Parliament's Speaker Dr Lockwood Smith has given a late boost to a Maori Party bill to phase out poker machine trusts by giving MPs a conscience vote on the issue.
Dr Smith notified Waiariki MP Te Ururoa Flavell yesterday that he would allow a "personal vote" on the bill, in line with a convention letting MPs exercise their individual consciences on alcohol and gambling issues.
But the ruling appears to have come too late to change decisions already made by the National, Act and United Future caucuses to oppose the bill. The three parties have 64 of Parliament's 122 MPs, enough to stop the bill at its first reading, which could come today.
The bill, motivated by the high number of Maori problem gamblers, comes after tough new laws against New Zealand's other two main addictions, which also affect Maori disproportionately.
Maori Party co-leader Tariana Turia announced a crackdown on cigarette retail displays last week, and a new liquor bill was introduced in Parliament this week.
Health Ministry figures show 36 per cent of clients of problem gambling services last year were Maori, more than twice their 15 per cent share of the population.
Mr Flavell's bill would require all poker gamblers to get "pre-commit cards" that would turn off the poker machines they were using when they reached spending limits programmed into the cards in advance - before they became mesmerised by the machines.
It would also replace the trusts which now distribute poker machine proceeds with committees appointed by local councils.
Councils would be able to ban poker machines in vulnerable areas, 80 per cent of proceeds from the machines would have to be distributed locally and payments to the racing industry would be banned.
The Internal Affairs Department has cracked down on several poker trusts associated with the racing industry recently.
Three trusts were banned from giving any more money to four trotting clubs last year after their grants to the four clubs jumped from less than $500,000 a year to $5.4 million over two years.
The Problem Gambling Foundation, the Salvation Army, the Hamilton Council of Christian Social Services and Poverty Action Waikato have all this week urged MPs to support the bill.
But Internal Affairs Minister Nathan Guy said yesterday that National would oppose it.

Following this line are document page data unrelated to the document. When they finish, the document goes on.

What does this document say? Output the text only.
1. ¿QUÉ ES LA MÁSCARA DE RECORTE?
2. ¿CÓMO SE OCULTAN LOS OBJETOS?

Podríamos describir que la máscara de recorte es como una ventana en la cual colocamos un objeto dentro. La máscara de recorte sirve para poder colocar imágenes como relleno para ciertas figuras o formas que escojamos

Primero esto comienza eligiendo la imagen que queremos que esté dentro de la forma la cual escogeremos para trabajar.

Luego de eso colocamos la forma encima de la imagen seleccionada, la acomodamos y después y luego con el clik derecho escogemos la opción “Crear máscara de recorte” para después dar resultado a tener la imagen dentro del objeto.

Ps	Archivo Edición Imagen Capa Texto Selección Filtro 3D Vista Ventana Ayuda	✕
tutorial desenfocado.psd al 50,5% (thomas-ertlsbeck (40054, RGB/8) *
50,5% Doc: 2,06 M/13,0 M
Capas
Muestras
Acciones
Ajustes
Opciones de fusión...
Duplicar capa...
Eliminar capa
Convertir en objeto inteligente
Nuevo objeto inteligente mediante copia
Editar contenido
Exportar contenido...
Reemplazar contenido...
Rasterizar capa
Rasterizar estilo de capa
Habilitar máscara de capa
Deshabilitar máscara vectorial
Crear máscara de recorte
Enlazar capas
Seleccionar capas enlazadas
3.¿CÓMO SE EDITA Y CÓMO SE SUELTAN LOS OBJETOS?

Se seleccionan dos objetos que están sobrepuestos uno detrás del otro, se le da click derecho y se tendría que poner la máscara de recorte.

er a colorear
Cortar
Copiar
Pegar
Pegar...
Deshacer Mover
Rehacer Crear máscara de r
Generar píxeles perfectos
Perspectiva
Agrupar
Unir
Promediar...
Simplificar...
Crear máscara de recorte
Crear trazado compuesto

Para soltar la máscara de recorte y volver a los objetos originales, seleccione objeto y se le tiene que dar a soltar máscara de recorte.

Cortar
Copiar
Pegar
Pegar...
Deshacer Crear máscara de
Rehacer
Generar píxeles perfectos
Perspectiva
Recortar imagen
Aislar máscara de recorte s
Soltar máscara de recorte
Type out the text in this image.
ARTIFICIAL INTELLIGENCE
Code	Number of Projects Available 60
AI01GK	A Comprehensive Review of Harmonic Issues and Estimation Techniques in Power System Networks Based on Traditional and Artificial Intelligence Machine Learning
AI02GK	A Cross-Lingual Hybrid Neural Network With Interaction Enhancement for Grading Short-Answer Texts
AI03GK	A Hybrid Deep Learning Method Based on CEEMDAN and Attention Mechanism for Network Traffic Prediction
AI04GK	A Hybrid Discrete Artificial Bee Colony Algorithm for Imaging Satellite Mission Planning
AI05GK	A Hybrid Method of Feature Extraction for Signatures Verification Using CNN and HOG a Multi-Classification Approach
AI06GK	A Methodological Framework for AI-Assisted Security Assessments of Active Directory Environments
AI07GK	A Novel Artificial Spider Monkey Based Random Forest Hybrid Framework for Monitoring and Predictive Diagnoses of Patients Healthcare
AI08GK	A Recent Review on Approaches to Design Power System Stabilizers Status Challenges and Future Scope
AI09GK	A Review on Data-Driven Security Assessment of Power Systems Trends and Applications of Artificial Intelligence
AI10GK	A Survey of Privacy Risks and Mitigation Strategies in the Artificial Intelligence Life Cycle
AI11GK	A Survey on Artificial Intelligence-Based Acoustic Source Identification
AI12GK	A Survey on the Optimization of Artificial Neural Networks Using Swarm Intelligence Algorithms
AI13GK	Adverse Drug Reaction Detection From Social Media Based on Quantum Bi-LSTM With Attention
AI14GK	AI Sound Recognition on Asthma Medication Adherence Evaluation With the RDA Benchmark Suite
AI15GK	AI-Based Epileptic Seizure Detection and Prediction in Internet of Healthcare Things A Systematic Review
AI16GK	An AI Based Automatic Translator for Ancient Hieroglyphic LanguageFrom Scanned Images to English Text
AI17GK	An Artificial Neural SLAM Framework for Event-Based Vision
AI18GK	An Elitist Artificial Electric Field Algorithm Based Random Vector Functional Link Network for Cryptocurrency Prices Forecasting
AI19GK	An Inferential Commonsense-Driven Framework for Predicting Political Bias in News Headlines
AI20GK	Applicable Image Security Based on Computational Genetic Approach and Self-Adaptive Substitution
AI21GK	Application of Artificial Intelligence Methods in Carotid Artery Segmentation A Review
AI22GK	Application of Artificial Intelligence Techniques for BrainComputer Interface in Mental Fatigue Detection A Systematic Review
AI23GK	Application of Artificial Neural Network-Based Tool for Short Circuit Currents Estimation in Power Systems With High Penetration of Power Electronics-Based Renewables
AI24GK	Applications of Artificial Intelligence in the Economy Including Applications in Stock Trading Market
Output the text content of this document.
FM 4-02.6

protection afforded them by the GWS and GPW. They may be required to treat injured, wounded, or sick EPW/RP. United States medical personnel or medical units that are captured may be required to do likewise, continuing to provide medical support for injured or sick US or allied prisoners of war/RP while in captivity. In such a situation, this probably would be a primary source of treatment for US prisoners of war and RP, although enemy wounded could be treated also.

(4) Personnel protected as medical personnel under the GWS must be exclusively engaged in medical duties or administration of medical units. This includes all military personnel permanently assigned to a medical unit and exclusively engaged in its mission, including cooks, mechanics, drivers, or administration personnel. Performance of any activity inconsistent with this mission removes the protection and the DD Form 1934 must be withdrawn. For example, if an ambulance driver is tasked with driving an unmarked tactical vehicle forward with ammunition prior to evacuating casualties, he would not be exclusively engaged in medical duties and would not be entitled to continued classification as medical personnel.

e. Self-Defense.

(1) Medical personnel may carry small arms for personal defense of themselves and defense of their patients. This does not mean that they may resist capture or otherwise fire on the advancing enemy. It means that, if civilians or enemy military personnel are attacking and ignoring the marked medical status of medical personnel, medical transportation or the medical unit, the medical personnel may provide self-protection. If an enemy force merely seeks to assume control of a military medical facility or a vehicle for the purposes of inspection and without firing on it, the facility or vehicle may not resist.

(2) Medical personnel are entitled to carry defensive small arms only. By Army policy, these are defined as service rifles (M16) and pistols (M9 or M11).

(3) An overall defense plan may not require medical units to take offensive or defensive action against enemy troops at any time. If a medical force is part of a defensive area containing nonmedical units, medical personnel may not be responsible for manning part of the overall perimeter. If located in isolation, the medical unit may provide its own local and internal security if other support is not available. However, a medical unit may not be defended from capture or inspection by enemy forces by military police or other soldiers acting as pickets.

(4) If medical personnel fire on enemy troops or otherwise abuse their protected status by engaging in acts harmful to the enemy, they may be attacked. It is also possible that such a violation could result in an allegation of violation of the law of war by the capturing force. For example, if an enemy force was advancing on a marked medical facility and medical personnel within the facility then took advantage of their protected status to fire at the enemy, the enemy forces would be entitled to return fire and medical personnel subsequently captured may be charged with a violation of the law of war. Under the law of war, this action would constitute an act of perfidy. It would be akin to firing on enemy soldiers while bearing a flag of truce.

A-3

"I'm disappointed with the behaviour of some gaming societies but I'm not yet convinced we should turn the whole system over to be run by local government," he said.
"The Government's overall policy on gambling is to minimise the harm caused while maximising the returns to the community, and we are not convinced that Mr Flavell's bill would achieve this.
"Requiring 80 per cent of the proceeds from gaming machines to be returned locally would be difficult to enforce and would restrict the flexibility of gaming machine societies to make grants to the most deserving causes."
Labour's shadow minister for the issue, Chris Hipkins, said Labour's caucus had voted to support the bill before yesterday's Speaker's ruling.
Australia's Labor Government also decided to introduce "pre-commit" requirements for all poker machines by 2014 as part of a post-election deal this year with Tasmanian independent Andrew Wilkie.
The chief executive of a Melbourne company promoting pre-commit technology, Phil Ryan, said poker machines could be modified to track individual gamblers at a cost of about A$1500 ($1938) a machine, and individuals could be given fingerprint-encoded USB sticks for about A$10 ($12.70) each.
He said Australia's Productivity Commission recommended last year that the cost should be paid by gamblers, through programming the machines to pay out about 0.2 per cent less in prize money.
ETHNIC DISPARITY
*79 per cent of New Zealanders declared themselves as European/other in the 2006 Census.
*But only 49 per cent of problem gamblers were from this group.
*15 per cent of New Zealanders said they were Maori.
*But 36 per cent of all problem gamblers were from this group.